As a current high school senior preparing to start nursing school in the fall, how do you figure out different study methods to know what works best for yourself. What are different methods others use? #Spring26


2

1 answer


0
Updated
Share a link to this answer
Share a link to this answer

Elyse’s Answer

How to Discover Your Method
- The 2-Week Experiment: Pick one study method and use it exclusively for two weeks. Evaluate your quiz scores. If your grades or retention dip, swap to a completely different method for the next topic.
- Track Friction, Not Comfort: A method works if it feels mentally exhausting.
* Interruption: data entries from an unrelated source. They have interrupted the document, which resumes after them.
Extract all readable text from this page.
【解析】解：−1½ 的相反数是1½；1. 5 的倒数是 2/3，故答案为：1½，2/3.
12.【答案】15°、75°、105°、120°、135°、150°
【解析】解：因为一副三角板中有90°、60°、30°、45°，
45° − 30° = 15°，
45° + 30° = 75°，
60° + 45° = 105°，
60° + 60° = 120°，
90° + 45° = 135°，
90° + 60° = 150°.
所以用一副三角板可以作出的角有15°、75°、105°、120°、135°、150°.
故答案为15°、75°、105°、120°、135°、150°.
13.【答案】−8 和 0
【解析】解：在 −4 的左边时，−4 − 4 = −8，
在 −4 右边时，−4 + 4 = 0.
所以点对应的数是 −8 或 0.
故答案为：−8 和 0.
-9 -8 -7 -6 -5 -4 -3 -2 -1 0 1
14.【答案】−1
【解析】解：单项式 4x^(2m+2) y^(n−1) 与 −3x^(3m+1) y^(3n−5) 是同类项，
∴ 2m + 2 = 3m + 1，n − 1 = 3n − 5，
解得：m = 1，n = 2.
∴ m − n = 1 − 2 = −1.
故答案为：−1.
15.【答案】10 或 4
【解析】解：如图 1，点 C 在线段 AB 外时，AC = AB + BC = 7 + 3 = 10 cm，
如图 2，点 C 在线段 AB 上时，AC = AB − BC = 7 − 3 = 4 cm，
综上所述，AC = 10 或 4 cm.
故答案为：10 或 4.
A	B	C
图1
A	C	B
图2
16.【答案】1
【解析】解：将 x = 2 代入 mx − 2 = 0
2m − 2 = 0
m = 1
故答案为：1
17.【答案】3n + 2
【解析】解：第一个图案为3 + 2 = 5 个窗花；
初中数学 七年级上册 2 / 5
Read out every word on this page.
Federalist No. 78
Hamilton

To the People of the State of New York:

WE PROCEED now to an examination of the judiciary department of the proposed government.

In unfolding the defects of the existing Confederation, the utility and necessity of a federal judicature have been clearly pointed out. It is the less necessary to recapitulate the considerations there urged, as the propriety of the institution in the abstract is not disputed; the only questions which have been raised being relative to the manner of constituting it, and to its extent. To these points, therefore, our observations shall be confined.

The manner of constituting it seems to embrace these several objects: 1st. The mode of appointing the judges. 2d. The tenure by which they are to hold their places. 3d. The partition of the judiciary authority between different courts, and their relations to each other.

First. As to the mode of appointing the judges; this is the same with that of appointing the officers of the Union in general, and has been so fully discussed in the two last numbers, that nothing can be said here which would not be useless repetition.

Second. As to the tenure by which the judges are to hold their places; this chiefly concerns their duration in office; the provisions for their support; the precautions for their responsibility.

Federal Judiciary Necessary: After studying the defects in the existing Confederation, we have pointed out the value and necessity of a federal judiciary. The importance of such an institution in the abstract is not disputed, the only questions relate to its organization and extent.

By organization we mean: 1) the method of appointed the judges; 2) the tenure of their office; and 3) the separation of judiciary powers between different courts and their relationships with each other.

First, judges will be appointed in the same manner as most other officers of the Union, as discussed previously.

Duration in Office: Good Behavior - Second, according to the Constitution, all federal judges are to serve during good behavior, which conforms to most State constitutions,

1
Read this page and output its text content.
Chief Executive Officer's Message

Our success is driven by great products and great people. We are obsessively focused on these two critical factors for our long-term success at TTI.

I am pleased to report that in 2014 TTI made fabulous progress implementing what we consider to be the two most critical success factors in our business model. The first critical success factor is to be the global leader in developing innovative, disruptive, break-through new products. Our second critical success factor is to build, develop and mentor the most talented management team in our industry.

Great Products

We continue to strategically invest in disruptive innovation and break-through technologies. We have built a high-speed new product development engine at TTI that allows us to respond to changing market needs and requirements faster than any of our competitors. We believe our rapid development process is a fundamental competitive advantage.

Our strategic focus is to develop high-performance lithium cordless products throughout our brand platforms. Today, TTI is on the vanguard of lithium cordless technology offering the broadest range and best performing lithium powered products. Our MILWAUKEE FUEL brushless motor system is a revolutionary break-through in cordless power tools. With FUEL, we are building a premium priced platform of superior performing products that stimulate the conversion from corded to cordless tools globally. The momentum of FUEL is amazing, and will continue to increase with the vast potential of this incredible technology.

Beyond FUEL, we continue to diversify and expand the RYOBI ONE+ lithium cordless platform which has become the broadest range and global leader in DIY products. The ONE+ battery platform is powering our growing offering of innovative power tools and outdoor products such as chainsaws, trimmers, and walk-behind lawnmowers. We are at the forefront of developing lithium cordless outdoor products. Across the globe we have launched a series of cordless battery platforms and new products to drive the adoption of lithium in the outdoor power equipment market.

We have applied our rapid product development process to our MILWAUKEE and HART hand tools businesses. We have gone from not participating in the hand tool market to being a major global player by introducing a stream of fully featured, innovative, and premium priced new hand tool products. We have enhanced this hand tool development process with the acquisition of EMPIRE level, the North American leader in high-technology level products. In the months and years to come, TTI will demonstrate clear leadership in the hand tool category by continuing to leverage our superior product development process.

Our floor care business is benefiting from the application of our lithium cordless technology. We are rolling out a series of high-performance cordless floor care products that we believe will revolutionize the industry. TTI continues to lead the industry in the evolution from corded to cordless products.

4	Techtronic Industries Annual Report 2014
If studying feels "easy" or passive (like re-reading), your brain is not retaining the information.
- Match the Exam Format: Look at how the professor tests. If exams are multiple-choice application questions, use practice question banks. If exams require labeling, use visual active recall.

Methods Used by Top Nursing Students
- Concept Mapping (For Physiology & Pharma): Draw complex body systems or drug interactions on large whiteboards from memory. Use colored markers to connect causes to symptoms.
- Spaced Repetition (For Anatomy & Pathology): Use digital flashcard apps like Anki or Quizlet. Review small batches of cards daily to force your brain to retrieve facts right before it forgets them.
- The Feynman Technique (For Complex Pathophysiology): Teach a concept out loud to an empty room using simple language. If you stumble or have to use technical jargon to explain it, you do not fully grasp it yet.
- NCLEX-Style Practice Testing: Buy or find practice question rationales early. Practice breaking down the questions to train your brain to pick the *most correct* nursing intervention.
- The Pomodoro Technique (For Stamina): Study with high focus for 25 minutes, then take a hard break for 5 minutes. This prevents the mental burnout common with high-volume nursing content.